In a clinical trial involving 125 adults, those receiving the highest weekly injection dose of 60mg lost an impressive 24.3 percent of their body weight after 36 weeks. This level of weight loss surpasses that of current leading medications like Wegovy (semaglutide), which typically induces about 20 percent weight loss over a similar period. The injection also showed signs of improving blood sugar levels, a critical benefit for patients with type 2 diabetes or metabolic syndrome.
Meanwhile, a second trial tested amycretin in tablet form on 144 individuals over 12 weeks. Those taking the highest daily dose of 100mg lost an average of 13.1 percent of their body weight. While this is less than the injection trial’s results, it is still a significant reduction in a relatively short time span. The tablet form could represent a game-changer in weight management, as it may ease the burden on overstretched healthcare services by providing an easier-to-administer alternative to injections.
Weight-loss injections have already been hailed as transformative by NHS leaders, with around 1.5 million Britons currently using such treatments, either through specialist weight-loss services or private prescriptions. From the week of June 23, 2025, general practitioners in the UK will be able to prescribe these injections, potentially expanding access further.
Amycretin works by targeting two receptors in the body: GLP-1 and the amylin receptor. These receptors play key roles in controlling blood sugar and appetite, helping patients feel fuller and reducing calorie intake. The drug’s dual action appears to enhance its effectiveness compared to medications that target only one receptor.
The trials, which were published in The Lancet and presented at the American Diabetes Association’s Scientific Sessions in Chicago, also reported some side effects. Participants experienced nausea and vomiting, which were mostly mild to moderate and typically resolved by the end of the treatment period. This safety profile is encouraging, but researchers emphasize that longer and larger studies are needed to fully understand amycretin’s safety and efficacy, especially for people living with obesity and type 2 diabetes.
In addition to amycretin, the same conference featured new data on higher doses of Wegovy (semaglutide). Researchers found that administering 7.2mg of Wegovy once a week led to an average weight loss of 20.7 percent over 72 weeks, with a third of participants losing 25 percent or more of their body weight. Sebnem Avsar Tuna, general manager of Novo Nordisk UK, commented, “This trial demonstrated that a higher dose of semaglutide — 7.2 mg — achieved greater weight loss than previously seen, with a comparable safety and tolerability profile to the 2.4 mg once-weekly dose of semaglutide.”
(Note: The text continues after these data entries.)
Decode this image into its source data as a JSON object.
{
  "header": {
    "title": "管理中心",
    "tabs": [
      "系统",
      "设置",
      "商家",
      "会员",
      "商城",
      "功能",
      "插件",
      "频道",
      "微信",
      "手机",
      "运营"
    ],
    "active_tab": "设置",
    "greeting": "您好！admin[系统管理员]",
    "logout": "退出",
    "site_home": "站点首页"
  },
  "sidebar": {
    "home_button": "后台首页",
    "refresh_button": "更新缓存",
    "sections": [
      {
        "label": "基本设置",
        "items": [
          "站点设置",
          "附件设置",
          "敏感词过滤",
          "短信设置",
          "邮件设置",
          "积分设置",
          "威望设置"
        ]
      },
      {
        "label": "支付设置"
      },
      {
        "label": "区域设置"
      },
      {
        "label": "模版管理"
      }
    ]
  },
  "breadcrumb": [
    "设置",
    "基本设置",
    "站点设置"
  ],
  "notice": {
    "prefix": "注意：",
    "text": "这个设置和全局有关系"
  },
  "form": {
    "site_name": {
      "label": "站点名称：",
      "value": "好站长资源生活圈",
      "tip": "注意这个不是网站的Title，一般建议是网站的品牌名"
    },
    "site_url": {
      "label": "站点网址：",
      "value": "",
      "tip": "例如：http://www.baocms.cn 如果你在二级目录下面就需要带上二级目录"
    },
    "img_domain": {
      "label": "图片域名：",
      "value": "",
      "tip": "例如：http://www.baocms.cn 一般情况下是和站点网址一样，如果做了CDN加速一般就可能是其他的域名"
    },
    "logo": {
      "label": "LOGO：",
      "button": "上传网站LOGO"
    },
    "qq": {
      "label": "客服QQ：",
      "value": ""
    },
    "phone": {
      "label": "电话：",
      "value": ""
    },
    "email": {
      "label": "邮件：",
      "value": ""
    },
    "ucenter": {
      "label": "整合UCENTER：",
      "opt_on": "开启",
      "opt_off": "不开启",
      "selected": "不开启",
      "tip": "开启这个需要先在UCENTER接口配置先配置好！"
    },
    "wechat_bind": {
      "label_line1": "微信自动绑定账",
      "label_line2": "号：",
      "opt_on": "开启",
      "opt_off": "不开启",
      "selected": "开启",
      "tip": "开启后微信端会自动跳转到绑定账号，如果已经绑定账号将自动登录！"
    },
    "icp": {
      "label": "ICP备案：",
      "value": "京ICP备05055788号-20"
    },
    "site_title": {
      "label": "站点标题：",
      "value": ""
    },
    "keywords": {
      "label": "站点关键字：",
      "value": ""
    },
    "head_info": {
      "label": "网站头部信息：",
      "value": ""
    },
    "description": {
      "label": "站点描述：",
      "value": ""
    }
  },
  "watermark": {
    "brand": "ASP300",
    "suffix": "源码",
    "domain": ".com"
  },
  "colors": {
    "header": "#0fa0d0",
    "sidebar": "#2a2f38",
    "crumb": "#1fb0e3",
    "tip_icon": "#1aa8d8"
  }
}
She further emphasized the importance of these developments, stating, “Obesity is a chronic disease and with these results semaglutide reaffirms its weight-loss potential for people living with obesity, alongside previous results showing the health benefits that go beyond weight loss. As leaders in obesity treatment, we are committed to developing treatments that fit the needs of people living with obesity.”
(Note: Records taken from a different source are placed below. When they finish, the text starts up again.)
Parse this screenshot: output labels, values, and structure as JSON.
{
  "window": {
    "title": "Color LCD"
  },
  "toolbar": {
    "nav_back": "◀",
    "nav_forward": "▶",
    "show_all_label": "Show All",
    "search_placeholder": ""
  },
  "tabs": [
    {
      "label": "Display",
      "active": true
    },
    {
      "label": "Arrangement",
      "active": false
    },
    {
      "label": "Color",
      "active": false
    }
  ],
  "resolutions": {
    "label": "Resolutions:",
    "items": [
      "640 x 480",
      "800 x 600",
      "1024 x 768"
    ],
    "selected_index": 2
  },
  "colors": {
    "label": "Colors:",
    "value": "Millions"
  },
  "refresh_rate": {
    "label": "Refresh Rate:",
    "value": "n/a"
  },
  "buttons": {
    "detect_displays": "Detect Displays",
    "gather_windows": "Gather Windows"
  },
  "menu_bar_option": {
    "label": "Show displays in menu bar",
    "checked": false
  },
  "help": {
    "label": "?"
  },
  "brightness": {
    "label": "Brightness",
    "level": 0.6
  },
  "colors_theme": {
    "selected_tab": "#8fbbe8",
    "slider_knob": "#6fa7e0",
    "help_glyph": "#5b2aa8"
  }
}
The potential of amycretin to offer a highly effective weight-loss option in both injection and tablet forms could revolutionize obesity treatment. The tablet form, in particular, might accelerate the rollout of weight-loss medication within the NHS by reducing the logistical challenges and workload associated with administering injections.
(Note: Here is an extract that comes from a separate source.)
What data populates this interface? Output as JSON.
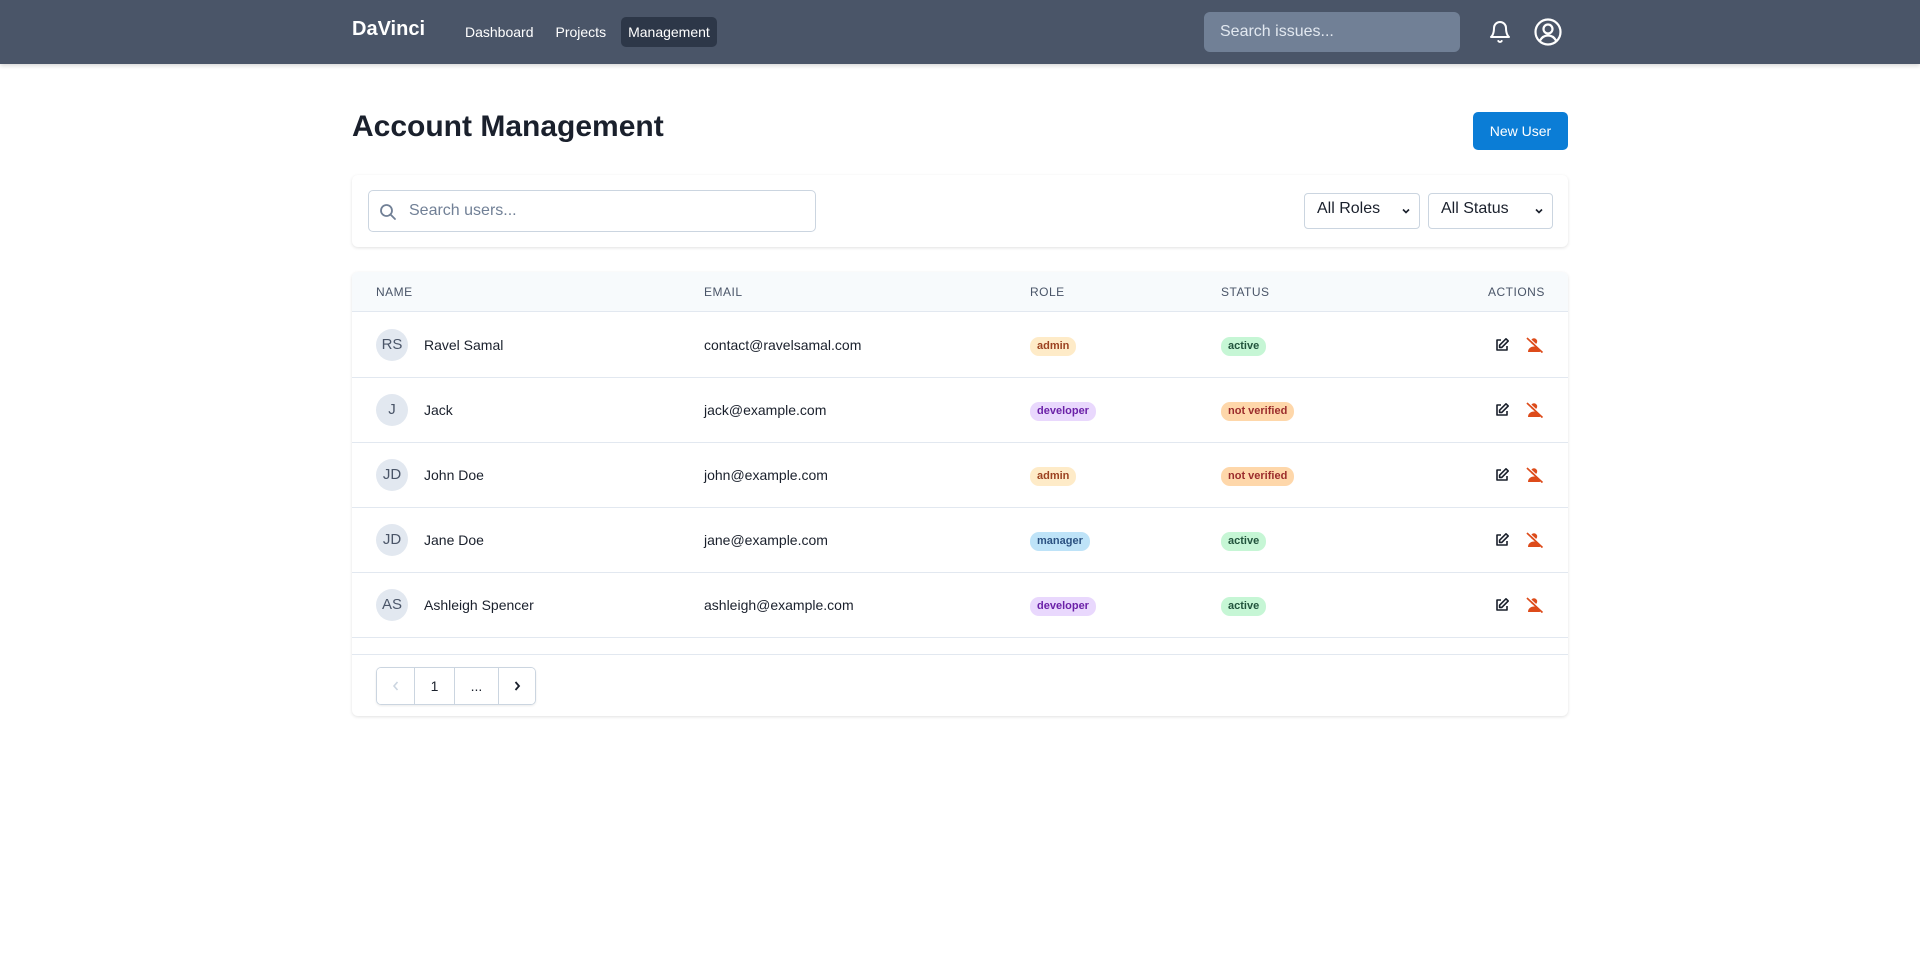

However, it’s important to note that these are early-stage trials. Before amycretin can become widely available in the UK, it must undergo several more clinical trials to confirm its safety and effectiveness. Regulatory approval is not guaranteed, and the process could take several years.
Still, the results so far are promising. Losing nearly a quarter of body weight in less than a year is a significant achievement, especially considering the global obesity crisis and its associated health risks, including diabetes, heart disease, and certain cancers. Amycretin’s ability to improve metabolic parameters alongside weight loss could offer a dual benefit for patients.
As the medical community awaits further research, the excitement surrounding amycretin reflects a broader shift in obesity treatment. For decades, effective pharmacological options were limited, and many patients struggled to achieve lasting weight loss. Now, with drugs like amycretin and higher-dose semaglutide demonstrating substantial and sustained weight reductions, the landscape is changing.
Ultimately, these advances could improve quality of life for millions, reduce the burden on healthcare systems, and reshape how obesity is managed worldwide. For now, patients and clinicians alike watch eagerly as amycretin moves through the next stages of clinical evaluation, hopeful that this new medication will deliver on its early promise.